Tuesday, April 14, 2009
JOHN ALLAN CAMERON
LORD OF THE DANCE
Disclaimer: This has absolutely nothing to do with that marionette Michael Flatley, feet flailing about at 100 mph with 1000 other people on stage, copying his every move. Some day his legs will just detach and fly off, killing several unfortunate geriatrics with front row seats.
All that they wanted was a nice evening out.
John Allan Cameron garnered the respect of his peers as a first rate musician and story teller. Few would have the sheer guts that it must have taken to carve out his career path. Here was a young man from Cape Breton, who donned a kilt in the sixties and walked out on stage to present traditional Scottish fare to an unsuspecting public. Best of all was that he played arrangements of Celtic music on a 12 string acoustic guitar. Fiddle tunes (strathspeys in 4/4 time, reels in 2/2), folk ballads that were hundreds of years old, jigs and everything in between was served up in a way that captivated listeners.
Born with a gift to entertain, he was a truly innovative soul and tenaciously brought the music that he grew up with to a much wider audience. He has often been named as the "Godfather of East Coast Music", bravely cutting a path that many fine musicians from the region have followed.
"Lord of the Dance" was his fourth record and is a great place to start for those who haven't heard his music. Within the grooves you'll find folk, pop, traditional, Gaelic, bagpipes, fiddle and a host of top notch players who compliment but never overpower the man himself.
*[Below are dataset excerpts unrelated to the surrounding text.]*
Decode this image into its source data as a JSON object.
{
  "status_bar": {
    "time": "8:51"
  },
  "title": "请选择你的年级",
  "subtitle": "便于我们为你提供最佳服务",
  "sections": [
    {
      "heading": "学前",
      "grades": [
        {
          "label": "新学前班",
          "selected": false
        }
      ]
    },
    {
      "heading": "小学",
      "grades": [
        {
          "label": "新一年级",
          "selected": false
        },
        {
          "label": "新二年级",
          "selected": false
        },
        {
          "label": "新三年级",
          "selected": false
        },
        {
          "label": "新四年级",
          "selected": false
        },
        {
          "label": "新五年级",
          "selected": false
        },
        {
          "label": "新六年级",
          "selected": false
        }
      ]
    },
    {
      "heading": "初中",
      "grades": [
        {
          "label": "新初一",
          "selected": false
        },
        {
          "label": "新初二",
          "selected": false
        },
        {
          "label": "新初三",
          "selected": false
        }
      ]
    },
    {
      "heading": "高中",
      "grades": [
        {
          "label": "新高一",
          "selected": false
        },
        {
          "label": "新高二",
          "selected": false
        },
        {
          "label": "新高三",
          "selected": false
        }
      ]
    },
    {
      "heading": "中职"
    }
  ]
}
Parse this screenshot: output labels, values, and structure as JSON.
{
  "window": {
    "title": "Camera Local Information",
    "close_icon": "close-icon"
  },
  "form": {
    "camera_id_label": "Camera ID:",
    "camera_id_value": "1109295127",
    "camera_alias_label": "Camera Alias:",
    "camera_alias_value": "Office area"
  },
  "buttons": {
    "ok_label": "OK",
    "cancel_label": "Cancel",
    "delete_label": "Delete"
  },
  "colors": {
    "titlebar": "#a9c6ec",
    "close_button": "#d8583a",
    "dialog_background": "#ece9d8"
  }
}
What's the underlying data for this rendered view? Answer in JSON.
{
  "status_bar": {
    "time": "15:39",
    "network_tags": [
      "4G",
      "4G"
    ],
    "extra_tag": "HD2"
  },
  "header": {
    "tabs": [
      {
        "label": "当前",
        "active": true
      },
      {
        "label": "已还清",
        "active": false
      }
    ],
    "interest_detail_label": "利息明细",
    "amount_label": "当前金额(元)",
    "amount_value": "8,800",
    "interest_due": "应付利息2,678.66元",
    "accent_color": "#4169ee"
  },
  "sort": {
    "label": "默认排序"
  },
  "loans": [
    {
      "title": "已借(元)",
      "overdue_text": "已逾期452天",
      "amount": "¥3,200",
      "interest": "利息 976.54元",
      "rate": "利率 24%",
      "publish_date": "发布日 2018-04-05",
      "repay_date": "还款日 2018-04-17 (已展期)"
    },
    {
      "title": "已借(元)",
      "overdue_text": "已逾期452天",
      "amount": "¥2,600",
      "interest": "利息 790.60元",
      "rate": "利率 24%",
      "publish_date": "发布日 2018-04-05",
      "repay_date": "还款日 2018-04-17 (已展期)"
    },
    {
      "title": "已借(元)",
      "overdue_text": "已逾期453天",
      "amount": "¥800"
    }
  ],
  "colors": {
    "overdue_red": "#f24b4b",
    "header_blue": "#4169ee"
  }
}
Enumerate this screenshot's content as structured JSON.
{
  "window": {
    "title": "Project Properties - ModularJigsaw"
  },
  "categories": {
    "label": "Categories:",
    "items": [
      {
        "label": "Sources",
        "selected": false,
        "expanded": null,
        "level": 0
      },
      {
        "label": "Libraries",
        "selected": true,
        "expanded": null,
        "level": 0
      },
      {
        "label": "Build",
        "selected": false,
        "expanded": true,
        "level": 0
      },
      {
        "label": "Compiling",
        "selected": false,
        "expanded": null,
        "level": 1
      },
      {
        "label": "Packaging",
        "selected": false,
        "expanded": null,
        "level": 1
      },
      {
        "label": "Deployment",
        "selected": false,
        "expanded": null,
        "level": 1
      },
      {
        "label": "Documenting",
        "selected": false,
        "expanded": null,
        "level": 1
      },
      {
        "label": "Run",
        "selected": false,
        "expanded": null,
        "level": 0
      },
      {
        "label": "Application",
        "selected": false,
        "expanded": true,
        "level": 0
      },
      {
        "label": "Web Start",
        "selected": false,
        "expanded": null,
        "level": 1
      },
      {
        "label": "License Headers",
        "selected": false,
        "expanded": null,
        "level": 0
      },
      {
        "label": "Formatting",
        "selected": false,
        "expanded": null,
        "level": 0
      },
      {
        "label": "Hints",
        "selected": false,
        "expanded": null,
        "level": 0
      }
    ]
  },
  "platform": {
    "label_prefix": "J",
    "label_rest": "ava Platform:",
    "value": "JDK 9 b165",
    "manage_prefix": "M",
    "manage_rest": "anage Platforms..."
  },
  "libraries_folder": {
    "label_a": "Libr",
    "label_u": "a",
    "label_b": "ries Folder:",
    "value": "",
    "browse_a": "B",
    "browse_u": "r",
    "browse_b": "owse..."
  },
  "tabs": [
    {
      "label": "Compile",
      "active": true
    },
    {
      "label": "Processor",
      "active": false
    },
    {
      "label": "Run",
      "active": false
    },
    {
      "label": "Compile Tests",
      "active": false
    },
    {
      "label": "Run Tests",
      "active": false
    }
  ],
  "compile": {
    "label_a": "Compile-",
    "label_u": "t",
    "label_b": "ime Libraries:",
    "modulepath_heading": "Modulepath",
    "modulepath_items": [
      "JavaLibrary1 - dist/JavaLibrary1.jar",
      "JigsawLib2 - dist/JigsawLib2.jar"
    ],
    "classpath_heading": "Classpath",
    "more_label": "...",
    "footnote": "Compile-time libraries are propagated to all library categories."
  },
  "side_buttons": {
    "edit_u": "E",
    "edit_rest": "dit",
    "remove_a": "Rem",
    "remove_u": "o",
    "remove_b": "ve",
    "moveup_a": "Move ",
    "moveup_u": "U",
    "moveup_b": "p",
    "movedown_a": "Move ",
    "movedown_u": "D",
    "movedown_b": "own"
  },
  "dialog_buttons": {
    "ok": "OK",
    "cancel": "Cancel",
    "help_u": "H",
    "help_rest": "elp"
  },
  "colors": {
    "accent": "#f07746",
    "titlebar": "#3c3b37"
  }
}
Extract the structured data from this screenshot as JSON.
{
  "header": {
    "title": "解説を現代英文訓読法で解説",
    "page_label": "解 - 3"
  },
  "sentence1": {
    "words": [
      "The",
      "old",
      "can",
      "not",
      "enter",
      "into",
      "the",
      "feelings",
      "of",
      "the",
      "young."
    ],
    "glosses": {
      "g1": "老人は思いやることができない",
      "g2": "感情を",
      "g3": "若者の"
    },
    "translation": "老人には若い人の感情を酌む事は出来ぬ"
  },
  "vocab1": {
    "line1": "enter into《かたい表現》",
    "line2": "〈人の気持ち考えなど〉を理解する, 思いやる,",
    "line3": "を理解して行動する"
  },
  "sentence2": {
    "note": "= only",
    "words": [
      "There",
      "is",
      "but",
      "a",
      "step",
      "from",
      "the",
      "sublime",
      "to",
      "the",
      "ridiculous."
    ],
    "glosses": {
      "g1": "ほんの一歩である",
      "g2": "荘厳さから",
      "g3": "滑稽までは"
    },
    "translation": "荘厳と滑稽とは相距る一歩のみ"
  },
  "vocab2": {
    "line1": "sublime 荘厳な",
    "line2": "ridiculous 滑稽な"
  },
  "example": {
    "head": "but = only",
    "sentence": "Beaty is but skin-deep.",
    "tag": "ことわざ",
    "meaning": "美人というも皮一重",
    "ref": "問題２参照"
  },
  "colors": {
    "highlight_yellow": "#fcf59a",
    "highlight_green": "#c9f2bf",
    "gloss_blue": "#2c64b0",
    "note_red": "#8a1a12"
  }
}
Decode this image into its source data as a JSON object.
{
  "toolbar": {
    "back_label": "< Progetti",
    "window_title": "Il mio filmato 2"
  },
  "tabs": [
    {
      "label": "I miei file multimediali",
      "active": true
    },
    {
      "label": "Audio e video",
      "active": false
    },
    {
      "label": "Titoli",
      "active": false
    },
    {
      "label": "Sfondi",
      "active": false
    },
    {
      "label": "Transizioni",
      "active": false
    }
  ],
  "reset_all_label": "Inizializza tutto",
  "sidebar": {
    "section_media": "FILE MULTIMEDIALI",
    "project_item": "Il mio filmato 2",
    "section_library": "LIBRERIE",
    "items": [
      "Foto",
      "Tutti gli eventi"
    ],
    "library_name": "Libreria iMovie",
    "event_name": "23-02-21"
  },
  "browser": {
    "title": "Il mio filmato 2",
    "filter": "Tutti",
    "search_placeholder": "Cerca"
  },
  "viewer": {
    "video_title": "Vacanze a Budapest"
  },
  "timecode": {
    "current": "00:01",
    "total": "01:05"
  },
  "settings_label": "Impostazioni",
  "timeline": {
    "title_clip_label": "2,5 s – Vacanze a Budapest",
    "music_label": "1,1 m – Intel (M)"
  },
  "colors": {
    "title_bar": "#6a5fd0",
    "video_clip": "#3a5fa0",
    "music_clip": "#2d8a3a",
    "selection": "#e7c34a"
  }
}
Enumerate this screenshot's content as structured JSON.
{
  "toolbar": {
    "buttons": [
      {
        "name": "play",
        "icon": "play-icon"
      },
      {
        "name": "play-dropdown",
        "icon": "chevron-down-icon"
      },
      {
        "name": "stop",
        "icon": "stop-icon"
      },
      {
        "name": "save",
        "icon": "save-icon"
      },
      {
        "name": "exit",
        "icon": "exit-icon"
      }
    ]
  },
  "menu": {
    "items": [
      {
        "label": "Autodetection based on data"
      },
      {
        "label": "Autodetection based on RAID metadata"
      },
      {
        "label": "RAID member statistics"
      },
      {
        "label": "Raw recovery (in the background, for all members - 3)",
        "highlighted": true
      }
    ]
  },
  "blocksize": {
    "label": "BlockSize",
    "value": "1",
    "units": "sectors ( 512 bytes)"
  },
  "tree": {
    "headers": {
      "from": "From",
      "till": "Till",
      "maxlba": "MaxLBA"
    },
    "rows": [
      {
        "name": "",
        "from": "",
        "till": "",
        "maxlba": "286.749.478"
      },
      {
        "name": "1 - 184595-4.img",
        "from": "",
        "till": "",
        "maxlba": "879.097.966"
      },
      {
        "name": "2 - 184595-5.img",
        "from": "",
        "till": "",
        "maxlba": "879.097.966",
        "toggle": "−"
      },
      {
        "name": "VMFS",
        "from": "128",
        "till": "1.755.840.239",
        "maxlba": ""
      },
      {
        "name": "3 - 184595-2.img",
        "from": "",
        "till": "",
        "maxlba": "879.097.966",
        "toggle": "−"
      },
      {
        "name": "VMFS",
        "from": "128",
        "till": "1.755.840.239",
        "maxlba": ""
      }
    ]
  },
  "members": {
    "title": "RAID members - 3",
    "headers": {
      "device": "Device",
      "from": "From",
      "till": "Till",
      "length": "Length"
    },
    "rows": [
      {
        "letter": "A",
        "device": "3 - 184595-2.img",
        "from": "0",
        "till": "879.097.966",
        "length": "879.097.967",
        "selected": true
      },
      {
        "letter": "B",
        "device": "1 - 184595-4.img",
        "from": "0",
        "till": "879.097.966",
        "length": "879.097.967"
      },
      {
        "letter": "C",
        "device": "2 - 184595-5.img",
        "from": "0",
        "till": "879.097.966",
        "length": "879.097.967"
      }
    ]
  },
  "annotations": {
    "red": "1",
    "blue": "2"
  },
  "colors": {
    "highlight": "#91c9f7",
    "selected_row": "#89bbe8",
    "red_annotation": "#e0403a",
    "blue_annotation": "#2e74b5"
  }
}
Highlights include the title song, "Streets of London", "Robbie's Song for Jesus" and the expertly picked "Trip to Mabou Ridge" which is authentic Scottish music, designed to pack everyone into the kitchen and start the party.
Why the kitchen? You don't have to walk as far to grab the next beer.
I must state that while I grew up with this music all around me, I really didn't appreciate a note of it until much later in life. Each in their own time.
John Allan Cameron took his final bows in the fall of 2006, leaving a wonderful legacy and far too many who miss him dearly.